NEW YORK, N.Y.32BJ SEIU’s bargaining committee and the Realty Advisory Board reached a tentative contract agreement Apr. 13 for more than 31,000 residential building-service workers in New York City.

The four-year deal would raise workers’ pay by 11.3%, keep pension and health-care benefits protected, increase funding for training and retirement benefits, and add protections against harassment, the union said in a statement. It will cover doormen and doorwomen, porters, resident managers, handypersons, concierges, and superintendents at 3,500 buildings in the city.

“This agreement honors the valuable contributions of the hardworking men and women who keep our building running and make our city strong,” 32BJ President Hector Figueroa said in a statement. The union called it a fair agreement brought about by “the unity and strength of 32BJ members, combined with a healthy real-estate industry and employers who came to the table ready to negotiate a fair deal.”

The deal came a week before the union’s contract with the Realty Advisory Board, a nonprofit trade group that negotiates on behalf of building owners, would have expired. It happened two days after 32BJ members authorized a strike by voice vote at a rally on the Upper East Side. Gov. Andrew Cuomo, Mayor Bill de Blasio, District Council 37 head Henry Garrido, and national SEIU President Mary Kay Henry also spoke there.

The 11.3% wage increase is slightly larger than the 11.1% raise the workers got in their last contract, in 2014. Doormen and porters now make $23.75 an hour, or $49,402 a year.

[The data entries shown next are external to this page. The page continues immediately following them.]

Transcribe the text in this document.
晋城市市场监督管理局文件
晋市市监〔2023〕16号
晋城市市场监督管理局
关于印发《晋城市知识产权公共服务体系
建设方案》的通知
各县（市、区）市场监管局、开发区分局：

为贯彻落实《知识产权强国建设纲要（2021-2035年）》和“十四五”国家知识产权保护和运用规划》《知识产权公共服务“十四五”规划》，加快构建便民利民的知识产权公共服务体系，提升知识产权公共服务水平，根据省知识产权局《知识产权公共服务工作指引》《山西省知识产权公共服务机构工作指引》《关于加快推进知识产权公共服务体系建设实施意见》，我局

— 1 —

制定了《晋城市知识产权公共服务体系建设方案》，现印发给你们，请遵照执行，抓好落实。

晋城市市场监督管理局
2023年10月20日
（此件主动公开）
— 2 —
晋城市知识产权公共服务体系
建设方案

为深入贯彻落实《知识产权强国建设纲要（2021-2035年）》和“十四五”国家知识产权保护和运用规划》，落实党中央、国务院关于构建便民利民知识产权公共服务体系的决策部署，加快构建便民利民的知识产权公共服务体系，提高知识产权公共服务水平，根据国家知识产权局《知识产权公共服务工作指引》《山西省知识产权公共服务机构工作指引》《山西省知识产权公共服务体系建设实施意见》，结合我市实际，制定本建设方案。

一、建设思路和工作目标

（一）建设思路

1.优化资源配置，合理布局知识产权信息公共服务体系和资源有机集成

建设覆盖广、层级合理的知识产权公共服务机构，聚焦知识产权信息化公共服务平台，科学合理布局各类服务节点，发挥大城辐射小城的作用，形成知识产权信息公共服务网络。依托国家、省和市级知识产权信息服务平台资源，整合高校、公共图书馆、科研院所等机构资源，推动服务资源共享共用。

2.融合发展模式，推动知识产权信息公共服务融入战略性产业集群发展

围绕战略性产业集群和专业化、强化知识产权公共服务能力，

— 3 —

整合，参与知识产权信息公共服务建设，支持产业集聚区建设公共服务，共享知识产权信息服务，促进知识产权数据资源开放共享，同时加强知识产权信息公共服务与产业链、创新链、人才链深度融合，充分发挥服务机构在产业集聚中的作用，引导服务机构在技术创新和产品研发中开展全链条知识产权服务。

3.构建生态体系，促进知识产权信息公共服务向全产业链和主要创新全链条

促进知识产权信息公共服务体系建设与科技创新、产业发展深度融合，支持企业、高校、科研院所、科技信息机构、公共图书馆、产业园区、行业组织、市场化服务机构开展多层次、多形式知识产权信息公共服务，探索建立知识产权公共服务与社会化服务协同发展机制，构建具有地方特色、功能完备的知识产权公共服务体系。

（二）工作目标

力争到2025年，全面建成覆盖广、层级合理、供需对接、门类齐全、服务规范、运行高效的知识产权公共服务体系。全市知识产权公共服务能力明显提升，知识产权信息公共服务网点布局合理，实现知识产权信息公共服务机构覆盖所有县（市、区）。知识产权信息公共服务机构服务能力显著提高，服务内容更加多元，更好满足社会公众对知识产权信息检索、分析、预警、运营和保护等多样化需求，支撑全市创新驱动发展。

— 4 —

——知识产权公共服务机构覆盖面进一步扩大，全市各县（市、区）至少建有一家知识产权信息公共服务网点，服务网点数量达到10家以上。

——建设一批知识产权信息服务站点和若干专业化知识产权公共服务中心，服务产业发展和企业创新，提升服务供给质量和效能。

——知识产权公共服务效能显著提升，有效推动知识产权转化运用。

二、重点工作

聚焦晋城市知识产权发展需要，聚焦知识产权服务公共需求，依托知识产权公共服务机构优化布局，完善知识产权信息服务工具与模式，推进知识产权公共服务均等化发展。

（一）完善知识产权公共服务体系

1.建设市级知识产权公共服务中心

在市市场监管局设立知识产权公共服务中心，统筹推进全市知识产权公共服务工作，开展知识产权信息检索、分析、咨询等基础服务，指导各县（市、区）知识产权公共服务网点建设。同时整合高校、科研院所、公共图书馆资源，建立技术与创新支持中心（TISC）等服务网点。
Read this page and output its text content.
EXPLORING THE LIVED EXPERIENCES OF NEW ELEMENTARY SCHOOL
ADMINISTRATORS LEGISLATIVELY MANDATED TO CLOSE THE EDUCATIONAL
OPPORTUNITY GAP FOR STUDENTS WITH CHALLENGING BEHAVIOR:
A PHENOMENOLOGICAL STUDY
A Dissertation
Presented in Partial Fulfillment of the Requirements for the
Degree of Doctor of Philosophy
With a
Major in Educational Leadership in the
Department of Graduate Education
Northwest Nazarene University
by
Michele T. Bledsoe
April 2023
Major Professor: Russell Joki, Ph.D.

That would go up to about $55,000 if the contract is ratified, according to 32BJ.

The RAB had wanted a contract that would have required workers to pay part of their health-insurance premiums, but the final agreement would continue employer-paid (premium-free) family health care, a 32BJ spokesperson told LaborPress.

The union’s leadership is urging members to ratify the agreement. “This contract will allow me to continue to provide a decent life for my kids. My dream is to send them to college,” Derbert King, a super in Queens with three children, said in a statement.

“We have won a strong contract by joining together in union, and we will continue to fight together for those who do not yet have a union and suffer under poor conditions and low wages,” Figueroa added. “What makes our union special is that when we win for our families we continue thinking about those workers who also deserve a chance to make ends meet and be able to live in this city.”